The document explains in sufficient detail how to use the API and can be downloaded from MyAppSense.com (Requires login), but the commands themselves are fairly clean and easy to work with. For our needs, I wrote an AutoHotkey script which in turn generated a .PS1 PowerShell script (which ended up being roughly 3000 lines!). This was able to map out all of their printers while saving me a lifetime of arduous GUI navigation. That being said, it worked just as well as if I done exactly that. Actually, it destroyed the possibility of human error for individual nodes, so it probably worked even better.
The Appsense PowerShell API is only capable of generating new configs (and not modifying existing ones), but this is overcome simply by generating the nodes and subnodes you want and then copying and pasting them into your primary configuration. Here’s a piece of the script I generated (made generic to a point). Note: PasteBin link, opens in a new window.

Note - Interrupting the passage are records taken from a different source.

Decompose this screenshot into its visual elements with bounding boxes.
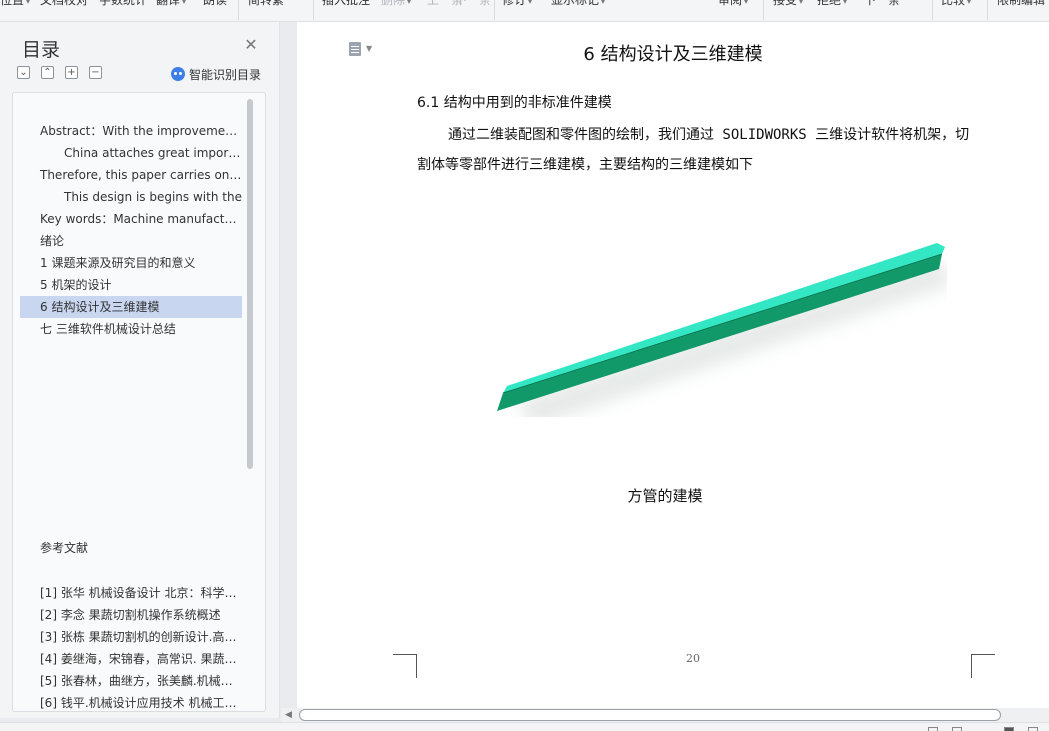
outline-item[interactable]: 5 机架的设计 bbox=[20, 274, 242, 296]
toolbar-separator bbox=[238, 0, 239, 20]
reference-item[interactable]: [5] 张春林，曲继方，张美麟.机械创新设计 bbox=[40, 670, 242, 692]
outline-item[interactable]: Key words：Machine manufacturing bbox=[20, 208, 242, 230]
outline-item[interactable]: Abstract：With the improvement of the liv… bbox=[20, 120, 242, 142]
outline-list: 参考文献 Abstract：With the improvement of th… bbox=[12, 92, 266, 712]
chevron-down-icon: ▾ bbox=[601, 0, 606, 6]
toolbar-button-label: 下一条 bbox=[864, 0, 901, 7]
toolbar-button-label: 朗读 bbox=[203, 0, 228, 7]
square-tube-model-image[interactable] bbox=[487, 237, 947, 417]
remove-heading-icon[interactable]: − bbox=[89, 66, 102, 79]
toolbar-separator bbox=[494, 0, 495, 20]
model-edge bbox=[502, 253, 943, 394]
toolbar-button-15[interactable]: 下一条 bbox=[864, 0, 900, 8]
toolbar-button-6[interactable]: 插入批注 bbox=[322, 0, 370, 8]
outline-item[interactable]: This design is begins with the bbox=[20, 186, 242, 208]
toolbar-button-14[interactable]: 拒绝 ▾ bbox=[817, 0, 847, 8]
add-heading-icon[interactable]: + bbox=[65, 66, 78, 79]
scroll-left-icon[interactable]: ◀ bbox=[285, 710, 292, 720]
outline-view-icon[interactable] bbox=[952, 727, 962, 731]
toolbar-separator bbox=[313, 0, 314, 20]
toolbar-button-13[interactable]: 接受 ▾ bbox=[773, 0, 803, 8]
toolbar-button-label: 限制编辑 bbox=[997, 0, 1046, 7]
toolbar-button-3[interactable]: 翻译 ▾ bbox=[156, 0, 186, 8]
toolbar-button-16[interactable]: 比较 ▾ bbox=[941, 0, 971, 8]
toolbar-button-7[interactable]: 删除 ▾ bbox=[381, 0, 411, 8]
outline-item[interactable]: Therefore, this paper carries on researc… bbox=[20, 164, 242, 186]
outline-item[interactable]: 1 课题来源及研究目的和意义 bbox=[20, 252, 242, 274]
model-top-face bbox=[503, 243, 945, 393]
smart-recognize-button[interactable]: 智能识别目录 bbox=[171, 66, 261, 82]
reference-item[interactable]: [3] 张栋 果蔬切割机的创新设计.高等教育 bbox=[40, 626, 242, 648]
toolbar-button-label: 审阅 bbox=[718, 0, 743, 7]
reference-item[interactable]: [4] 姜继海，宋锦春，高常识. 果蔬切割 bbox=[40, 648, 242, 670]
web-view-icon[interactable] bbox=[1028, 727, 1038, 731]
toolbar-button-label: 接受 bbox=[773, 0, 798, 7]
toolbar-button-label: 显示标记 bbox=[551, 0, 600, 7]
chevron-down-icon: ▾ bbox=[843, 0, 848, 6]
toolbar-button-label: 翻译 bbox=[156, 0, 181, 7]
toolbar-button-12[interactable]: 审阅 ▾ bbox=[718, 0, 748, 8]
chevron-down-icon: ▾ bbox=[528, 0, 533, 6]
chevron-down-icon: ▾ bbox=[744, 0, 749, 6]
toolbar-separator bbox=[763, 0, 764, 20]
outline-item[interactable]: 绪论 bbox=[20, 230, 242, 252]
chevron-down-icon: ▾ bbox=[26, 0, 31, 6]
wps-writer-window: 位置 ▾ 文档校对 字数统计 翻译 ▾ 朗读 简转繁 插入批注 删除 ▾ 上一条 下一条 修订 ▾ 显示标记 ▾… bbox=[0, 0, 1049, 731]
robot-icon bbox=[171, 67, 185, 81]
toolbar-button-label: 修订 bbox=[502, 0, 527, 7]
toolbar-button-2[interactable]: 字数统计 bbox=[99, 0, 147, 8]
reference-item[interactable]: [2] 李念 果蔬切割机操作系统概述 bbox=[40, 604, 242, 626]
outline-title: 目录 bbox=[22, 39, 61, 61]
status-bar bbox=[0, 722, 1049, 731]
close-icon[interactable]: ✕ bbox=[243, 37, 259, 53]
collapse-all-icon[interactable]: ⌄ bbox=[17, 66, 30, 79]
subsection-heading[interactable]: 6.1 结构中用到的非标准件建模 bbox=[417, 92, 612, 112]
outline-scrollbar[interactable] bbox=[247, 99, 253, 469]
document-area: ▼ 6 结构设计及三维建模 6.1 结构中用到的非标准件建模 通过二维装配图和零… bbox=[281, 22, 1049, 708]
model-side-face bbox=[497, 254, 942, 411]
document-page: ▼ 6 结构设计及三维建模 6.1 结构中用到的非标准件建模 通过二维装配图和零… bbox=[297, 22, 1049, 708]
page-number: 20 bbox=[686, 652, 700, 665]
toolbar-button-9[interactable]: 下一条 bbox=[455, 0, 491, 8]
expand-level-icon[interactable]: ⌃ bbox=[41, 66, 54, 79]
outline-panel: 目录 ✕ ⌄ ⌃ + − 智能识别目录 参考文献 Abstract：With t… bbox=[0, 22, 280, 718]
body-paragraph[interactable]: 通过二维装配图和零件图的绘制，我们通过 SOLIDWORKS 三维设计软件将机架… bbox=[417, 120, 977, 180]
section-heading[interactable]: 6 结构设计及三维建模 bbox=[297, 40, 1049, 66]
review-toolbar: 位置 ▾ 文档校对 字数统计 翻译 ▾ 朗读 简转繁 插入批注 删除 ▾ 上一条 下一条 修订 ▾ 显示标记 ▾… bbox=[0, 0, 1049, 22]
reference-item[interactable]: [1] 张华 机械设备设计 北京：科学出版社 bbox=[40, 582, 242, 604]
horizontal-scrollbar[interactable]: ◀ bbox=[281, 708, 1049, 722]
toolbar-button-4[interactable]: 朗读 bbox=[203, 0, 227, 8]
outline-item[interactable]: 6 结构设计及三维建模 bbox=[20, 296, 242, 318]
figure-caption[interactable]: 方管的建模 bbox=[297, 485, 1033, 506]
toolbar-button-label: 位置 bbox=[0, 0, 25, 7]
toolbar-button-17[interactable]: 限制编辑 bbox=[997, 0, 1045, 8]
smart-recognize-label: 智能识别目录 bbox=[189, 67, 262, 82]
toolbar-button-1[interactable]: 文档校对 bbox=[40, 0, 88, 8]
toolbar-button-0[interactable]: 位置 ▾ bbox=[0, 0, 30, 8]
toolbar-button-label: 插入批注 bbox=[322, 0, 371, 7]
scrollbar-thumb[interactable] bbox=[299, 709, 1001, 721]
references-heading[interactable]: 参考文献 bbox=[40, 539, 88, 556]
reference-item[interactable]: [6] 钱平.机械设计应用技术 机械工业出版社 bbox=[40, 692, 242, 711]
toolbar-button-10[interactable]: 修订 ▾ bbox=[502, 0, 532, 8]
toolbar-button-11[interactable]: 显示标记 ▾ bbox=[551, 0, 605, 8]
outline-item[interactable]: China attaches great importance to bbox=[20, 142, 242, 164]
view-mode-icon[interactable] bbox=[928, 727, 938, 731]
toolbar-button-label: 字数统计 bbox=[99, 0, 148, 7]
toolbar-button-label: 删除 bbox=[381, 0, 406, 7]
toolbar-button-label: 文档校对 bbox=[40, 0, 89, 7]
page-view-icon[interactable] bbox=[1004, 727, 1014, 731]
chevron-down-icon: ▾ bbox=[799, 0, 804, 6]
toolbar-button-5[interactable]: 简转繁 bbox=[248, 0, 284, 8]
toolbar-button-label: 比较 bbox=[941, 0, 966, 7]
outline-item[interactable]: 七 三维软件机械设计总结 bbox=[20, 318, 242, 340]
toolbar-separator bbox=[932, 0, 933, 20]
toolbar-button-label: 拒绝 bbox=[817, 0, 842, 7]
toolbar-button-label: 简转繁 bbox=[248, 0, 285, 7]
chevron-down-icon: ▾ bbox=[967, 0, 972, 6]
chevron-down-icon: ▾ bbox=[407, 0, 412, 6]
toolbar-button-label: 下一条 bbox=[455, 0, 492, 7]
chevron-down-icon: ▾ bbox=[182, 0, 187, 6]
toolbar-separator bbox=[987, 0, 988, 20]
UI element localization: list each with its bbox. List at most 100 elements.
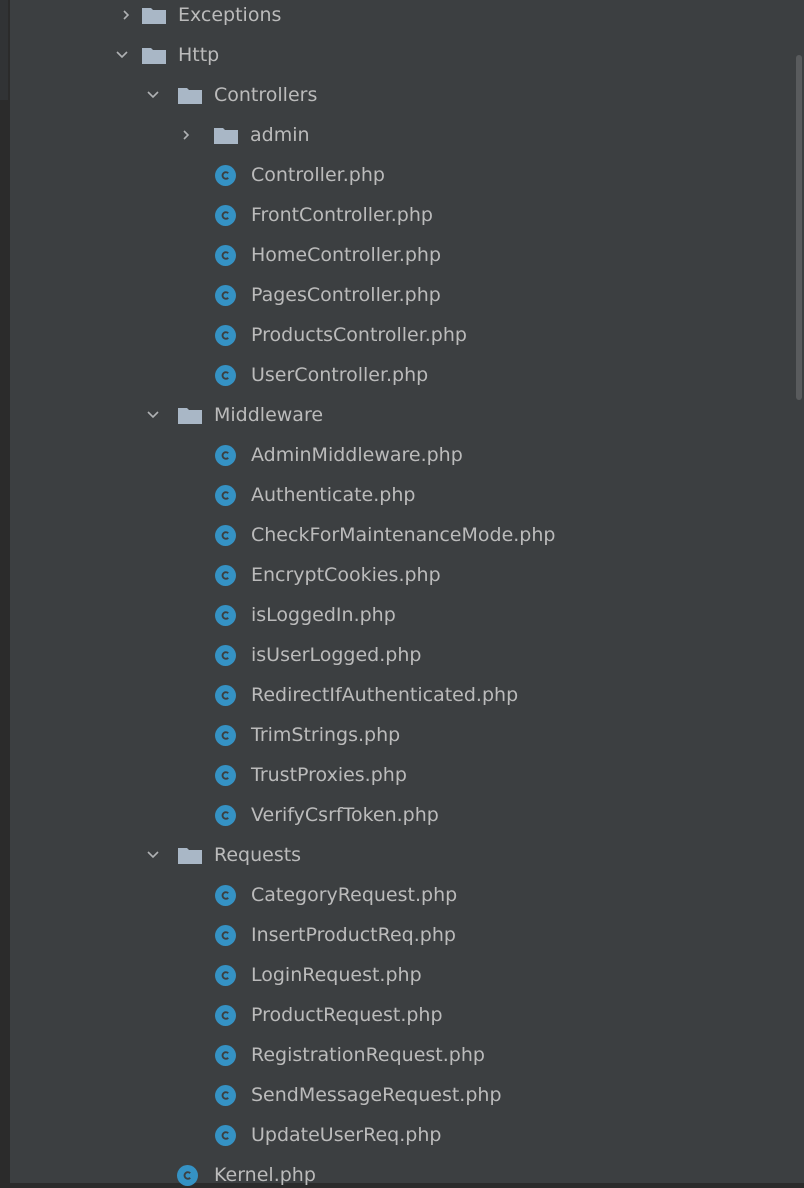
- folder-icon: [178, 87, 202, 104]
- tree-file-item[interactable]: RegistrationRequest.php: [0, 1035, 794, 1075]
- php-class-icon: [215, 324, 236, 346]
- tree-file-item[interactable]: UpdateUserReq.php: [0, 1115, 794, 1155]
- tree-file-label: AdminMiddleware.php: [251, 444, 463, 466]
- tree-file-item[interactable]: isLoggedIn.php: [0, 595, 794, 635]
- tree-file-label: PagesController.php: [251, 284, 441, 306]
- tree-file-label: SendMessageRequest.php: [251, 1084, 502, 1106]
- php-class-icon: [215, 284, 236, 306]
- tree-file-label: LoginRequest.php: [251, 964, 422, 986]
- php-class-icon: [215, 804, 236, 826]
- folder-icon: [142, 7, 166, 24]
- tree-folder-http[interactable]: Http: [0, 35, 794, 75]
- php-class-icon: [215, 204, 236, 226]
- tree-file-label: TrustProxies.php: [251, 764, 407, 786]
- tree-file-item[interactable]: TrustProxies.php: [0, 755, 794, 795]
- tree-file-kernel[interactable]: Kernel.php: [0, 1155, 794, 1188]
- file-tree: Exceptions Http Controllers admin Contro…: [0, 0, 794, 1188]
- tree-file-label: isUserLogged.php: [251, 644, 422, 666]
- chevron-down-icon[interactable]: [145, 847, 161, 863]
- controllers-file-list: Controller.php FrontController.php HomeCon…: [0, 155, 794, 395]
- project-tree-panel: Exceptions Http Controllers admin Contro…: [0, 0, 804, 1188]
- folder-icon: [214, 127, 238, 144]
- tree-file-label: ProductsController.php: [251, 324, 467, 346]
- chevron-down-icon[interactable]: [145, 87, 161, 103]
- chevron-down-icon[interactable]: [114, 47, 130, 63]
- tree-file-label: CategoryRequest.php: [251, 884, 458, 906]
- php-class-icon: [215, 764, 236, 786]
- tree-file-item[interactable]: Authenticate.php: [0, 475, 794, 515]
- middleware-file-list: AdminMiddleware.php Authenticate.php Check…: [0, 435, 794, 835]
- tree-file-item[interactable]: EncryptCookies.php: [0, 555, 794, 595]
- tree-file-item[interactable]: ProductsController.php: [0, 315, 794, 355]
- php-class-icon: [215, 484, 236, 506]
- chevron-right-icon[interactable]: [118, 7, 134, 23]
- php-class-icon: [215, 684, 236, 706]
- tree-file-label: TrimStrings.php: [251, 724, 401, 746]
- tree-file-item[interactable]: ProductRequest.php: [0, 995, 794, 1035]
- php-class-icon: [215, 164, 236, 186]
- tree-file-item[interactable]: TrimStrings.php: [0, 715, 794, 755]
- php-class-icon: [215, 524, 236, 546]
- tree-file-item[interactable]: HomeController.php: [0, 235, 794, 275]
- tree-file-label: UserController.php: [251, 364, 429, 386]
- tree-file-label: UpdateUserReq.php: [251, 1124, 442, 1146]
- tree-file-item[interactable]: SendMessageRequest.php: [0, 1075, 794, 1115]
- tree-file-item[interactable]: LoginRequest.php: [0, 955, 794, 995]
- php-class-icon: [215, 884, 236, 906]
- tree-folder-label: admin: [250, 124, 310, 146]
- folder-icon: [142, 47, 166, 64]
- php-class-icon: [215, 644, 236, 666]
- tree-file-item[interactable]: InsertProductReq.php: [0, 915, 794, 955]
- php-class-icon: [215, 964, 236, 986]
- tree-file-label: FrontController.php: [251, 204, 433, 226]
- tree-folder-controllers[interactable]: Controllers: [0, 75, 794, 115]
- tree-file-item[interactable]: PagesController.php: [0, 275, 794, 315]
- tree-file-item[interactable]: CategoryRequest.php: [0, 875, 794, 915]
- folder-icon: [178, 407, 202, 424]
- tree-folder-label: Exceptions: [178, 4, 282, 26]
- tree-file-label: HomeController.php: [251, 244, 442, 266]
- tree-file-label: Kernel.php: [214, 1164, 316, 1186]
- tree-file-item[interactable]: isUserLogged.php: [0, 635, 794, 675]
- tree-folder-requests[interactable]: Requests: [0, 835, 794, 875]
- php-class-icon: [215, 604, 236, 626]
- php-class-icon: [215, 444, 236, 466]
- tree-folder-label: Middleware: [214, 404, 324, 426]
- tree-file-label: CheckForMaintenanceMode.php: [251, 524, 556, 546]
- php-class-icon: [215, 924, 236, 946]
- tree-file-label: RegistrationRequest.php: [251, 1044, 485, 1066]
- php-class-icon: [215, 1124, 236, 1146]
- php-class-icon: [215, 244, 236, 266]
- tree-file-item[interactable]: UserController.php: [0, 355, 794, 395]
- chevron-right-icon[interactable]: [178, 127, 194, 143]
- php-class-icon: [177, 1164, 198, 1186]
- tree-file-label: Controller.php: [251, 164, 385, 186]
- folder-icon: [178, 847, 202, 864]
- tree-folder-label: Requests: [214, 844, 302, 866]
- php-class-icon: [215, 364, 236, 386]
- tree-file-label: VerifyCsrfToken.php: [251, 804, 439, 826]
- php-class-icon: [215, 1044, 236, 1066]
- tree-file-label: ProductRequest.php: [251, 1004, 443, 1026]
- vertical-scrollbar[interactable]: [794, 0, 804, 1183]
- tree-folder-exceptions[interactable]: Exceptions: [0, 0, 794, 35]
- tree-file-item[interactable]: CheckForMaintenanceMode.php: [0, 515, 794, 555]
- tree-file-item[interactable]: AdminMiddleware.php: [0, 435, 794, 475]
- tree-file-label: EncryptCookies.php: [251, 564, 441, 586]
- php-class-icon: [215, 564, 236, 586]
- tree-file-item[interactable]: RedirectIfAuthenticated.php: [0, 675, 794, 715]
- tree-file-label: Authenticate.php: [251, 484, 416, 506]
- tree-file-label: InsertProductReq.php: [251, 924, 456, 946]
- chevron-down-icon[interactable]: [145, 407, 161, 423]
- tree-folder-label: Controllers: [214, 84, 318, 106]
- tree-folder-middleware[interactable]: Middleware: [0, 395, 794, 435]
- tree-file-item[interactable]: Controller.php: [0, 155, 794, 195]
- scrollbar-thumb[interactable]: [796, 55, 802, 400]
- tree-folder-admin[interactable]: admin: [0, 115, 794, 155]
- php-class-icon: [215, 724, 236, 746]
- tree-file-item[interactable]: FrontController.php: [0, 195, 794, 235]
- tree-file-label: RedirectIfAuthenticated.php: [251, 684, 519, 706]
- tree-file-item[interactable]: VerifyCsrfToken.php: [0, 795, 794, 835]
- php-class-icon: [215, 1084, 236, 1106]
- php-class-icon: [215, 1004, 236, 1026]
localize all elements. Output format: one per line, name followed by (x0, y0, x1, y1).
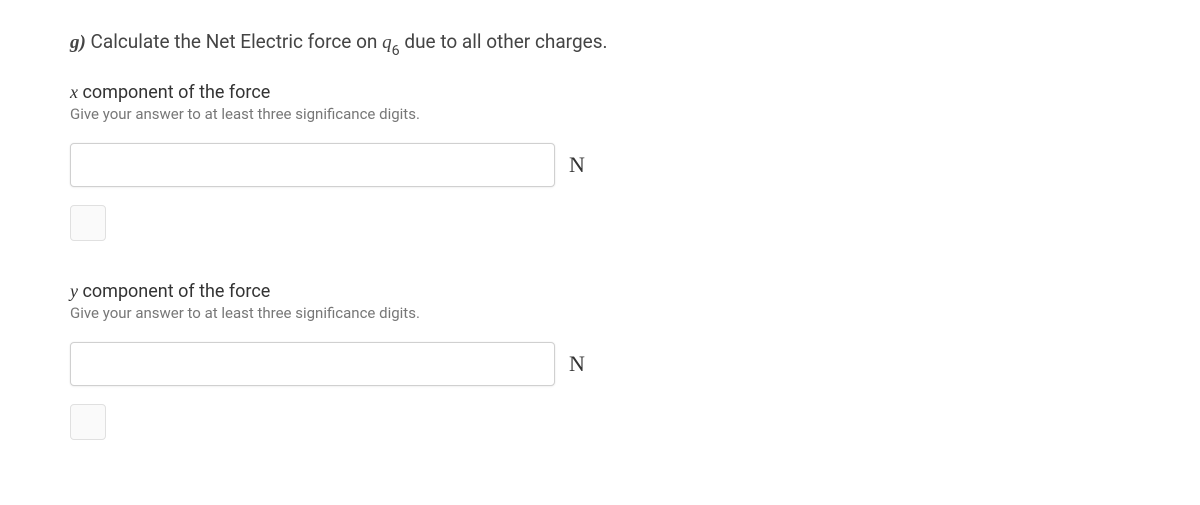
y-component-block: y component of the force Give your answe… (70, 281, 1130, 440)
y-var: y (70, 281, 78, 301)
x-action-button[interactable] (70, 205, 106, 241)
x-unit: N (569, 152, 585, 178)
y-unit: N (569, 351, 585, 377)
x-answer-input[interactable] (70, 143, 555, 187)
y-title-rest: component of the force (78, 281, 270, 302)
y-action-button[interactable] (70, 404, 106, 440)
question-text-after: due to all other charges. (400, 30, 608, 53)
question-text-before: Calculate the Net Electric force on (86, 30, 382, 53)
y-hint: Give your answer to at least three signi… (70, 304, 1130, 322)
y-input-row: N (70, 342, 1130, 386)
x-component-block: x component of the force Give your answe… (70, 82, 1130, 241)
question-subscript: 6 (392, 43, 400, 59)
x-component-title: x component of the force (70, 82, 1130, 103)
question-label: g) (70, 32, 86, 53)
question-header: g) Calculate the Net Electric force on q… (70, 30, 1130, 54)
x-var: x (70, 82, 78, 102)
x-input-row: N (70, 143, 1130, 187)
question-variable: q (382, 32, 392, 53)
x-hint: Give your answer to at least three signi… (70, 105, 1130, 123)
y-answer-input[interactable] (70, 342, 555, 386)
y-component-title: y component of the force (70, 281, 1130, 302)
x-title-rest: component of the force (78, 82, 270, 103)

It’s just a matter of designing an object with its respective parameters and then adding it as a child of a given parent (the parent can be a node, sub-node, action, or condition–your call). The above will add a node called Windows Printing, give it a sub-node called Printer 1, and populate that sub-node with a condition that checks the client’s computer group, an action that maps the appropriate printer, a condition to check a secondary AD group, and then an action to set it as default. Finally, it saves the config for your use.
The AppSense PowerShell API document will go into a fuller explanation of what each string and boolean defines, but hopefully this gives you something of a skeletal representation of a configuration-generating PowerShell script.